One of the tough things about losing memories is the way the brain tries to make sense of a senseless world. This has been one of the fascinating things about walking this journey with Dorris.
Last week, her sister-in-law Marie and I ate lunch with her. We were visiting about the man who shot President Reagan and wondering about the wisdom of a judge who wants to release this man into the care of his 90-year-old-mother. These memories made little sense to Dorris. Her brain promptly rewrote things to make more sense:

"Are we all aware that I was shot at in the bathroom?"

"No, you were not shot at!"

"I wasn't? Well, it sure makes a good story."

As a student of thinking processes, both of these stories make me wonder: why do Dorris' responses make better sense to her brain than the reality that she might have forgotten something? This is a question to which every caregiver for a loved one with dementia would love to have an answer.

Regardless of the physical health of our brains, we all live in a state of wanting to protect our imagined reality. It just does not seem possible that our brains could be wrong.

Of course I am right, that is why I think this way. If what I was thinking were wrong, I would change my mind. Why don't my social media friends see things my way?

The answer to my prayer must be the right thing for my life. If it were not, I would be able to see that. Why doesn't God see things my way?

From before birth, our brain helps us to learn and over the years, we learn to trust it to show us reality. But, our brains are probably wrong as often as they are right. Trusting our brains is a mistake.

Our trust should always be in God and His plan:

He leads the humble in what is right,
and teaches the humble his way.
All the paths of the LORD are steadfast love and faithfulness,
for those who keep his covenant and his testimonies. (Psalm 25: 9-10, ESV) 

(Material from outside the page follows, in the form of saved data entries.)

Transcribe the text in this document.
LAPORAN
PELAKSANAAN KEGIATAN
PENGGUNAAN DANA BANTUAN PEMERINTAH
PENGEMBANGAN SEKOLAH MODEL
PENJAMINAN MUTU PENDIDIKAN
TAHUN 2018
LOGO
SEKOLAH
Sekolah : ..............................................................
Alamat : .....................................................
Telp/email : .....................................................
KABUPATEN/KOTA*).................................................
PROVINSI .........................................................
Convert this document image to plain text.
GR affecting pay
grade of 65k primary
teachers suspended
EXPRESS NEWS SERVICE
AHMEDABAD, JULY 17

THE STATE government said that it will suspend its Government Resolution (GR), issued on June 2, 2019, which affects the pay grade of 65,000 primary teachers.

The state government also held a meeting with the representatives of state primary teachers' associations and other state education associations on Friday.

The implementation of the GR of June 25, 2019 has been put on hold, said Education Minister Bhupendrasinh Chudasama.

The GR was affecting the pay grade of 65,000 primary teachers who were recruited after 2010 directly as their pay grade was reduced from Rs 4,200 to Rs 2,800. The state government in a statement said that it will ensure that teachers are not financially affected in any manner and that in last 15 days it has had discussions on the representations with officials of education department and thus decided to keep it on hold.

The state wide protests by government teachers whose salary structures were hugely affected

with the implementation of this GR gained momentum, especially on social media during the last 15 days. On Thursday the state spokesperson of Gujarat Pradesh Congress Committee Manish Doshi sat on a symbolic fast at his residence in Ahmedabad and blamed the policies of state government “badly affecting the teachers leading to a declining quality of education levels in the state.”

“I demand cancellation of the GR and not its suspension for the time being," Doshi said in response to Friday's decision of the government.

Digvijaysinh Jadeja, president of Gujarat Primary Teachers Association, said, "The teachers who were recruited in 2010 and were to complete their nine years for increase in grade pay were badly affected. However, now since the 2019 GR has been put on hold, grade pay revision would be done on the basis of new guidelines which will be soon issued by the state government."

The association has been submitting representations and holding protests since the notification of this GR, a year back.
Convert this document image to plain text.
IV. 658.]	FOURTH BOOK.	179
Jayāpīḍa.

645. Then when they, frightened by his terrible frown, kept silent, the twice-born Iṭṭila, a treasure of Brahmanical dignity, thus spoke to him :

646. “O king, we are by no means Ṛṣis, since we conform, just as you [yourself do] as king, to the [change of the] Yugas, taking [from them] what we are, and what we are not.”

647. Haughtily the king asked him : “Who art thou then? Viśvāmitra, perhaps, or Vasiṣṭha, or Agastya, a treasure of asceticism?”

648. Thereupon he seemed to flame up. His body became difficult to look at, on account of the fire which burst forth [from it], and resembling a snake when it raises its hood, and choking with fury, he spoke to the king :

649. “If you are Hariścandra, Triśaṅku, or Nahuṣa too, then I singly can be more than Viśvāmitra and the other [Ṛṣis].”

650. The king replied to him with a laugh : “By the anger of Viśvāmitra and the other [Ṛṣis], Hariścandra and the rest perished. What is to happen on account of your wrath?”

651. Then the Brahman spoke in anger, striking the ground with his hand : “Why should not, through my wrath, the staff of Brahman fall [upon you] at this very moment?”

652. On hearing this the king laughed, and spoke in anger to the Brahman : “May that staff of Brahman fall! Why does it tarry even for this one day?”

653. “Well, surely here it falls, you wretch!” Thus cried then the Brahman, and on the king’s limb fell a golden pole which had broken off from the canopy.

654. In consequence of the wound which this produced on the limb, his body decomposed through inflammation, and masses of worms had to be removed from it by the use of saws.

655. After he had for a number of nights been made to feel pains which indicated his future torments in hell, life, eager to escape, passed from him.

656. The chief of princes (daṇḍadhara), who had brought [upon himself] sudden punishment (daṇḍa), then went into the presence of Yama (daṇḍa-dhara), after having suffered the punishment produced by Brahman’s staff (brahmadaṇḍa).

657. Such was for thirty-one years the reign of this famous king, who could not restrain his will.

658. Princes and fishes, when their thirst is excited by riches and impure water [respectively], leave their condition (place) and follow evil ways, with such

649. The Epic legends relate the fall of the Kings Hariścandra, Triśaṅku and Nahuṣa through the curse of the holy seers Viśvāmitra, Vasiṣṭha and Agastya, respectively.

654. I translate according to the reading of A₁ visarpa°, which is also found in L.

This kind of trust requires humility. Not the secular understanding of humility where we degrade ourselves and let others dismiss us. That is not humility -- it is just humiliation.

Humility means trusting that God is right, even when it does not seem like He is. Humility is putting God first because you rest in the assurance that He has taken care of all of our needs -- even our need to be right.

Make me to know your ways, O LORD;
teach me your paths.
Lead me in your truth and teach me,
for you are the God of my salvation;
for you I wait all the day long. (Psalm 25: 4-5, ESV) 

God's teaching begins with my acceptance that my thinking is not His.

God's teaching is truth, it is complete, and it is salvation.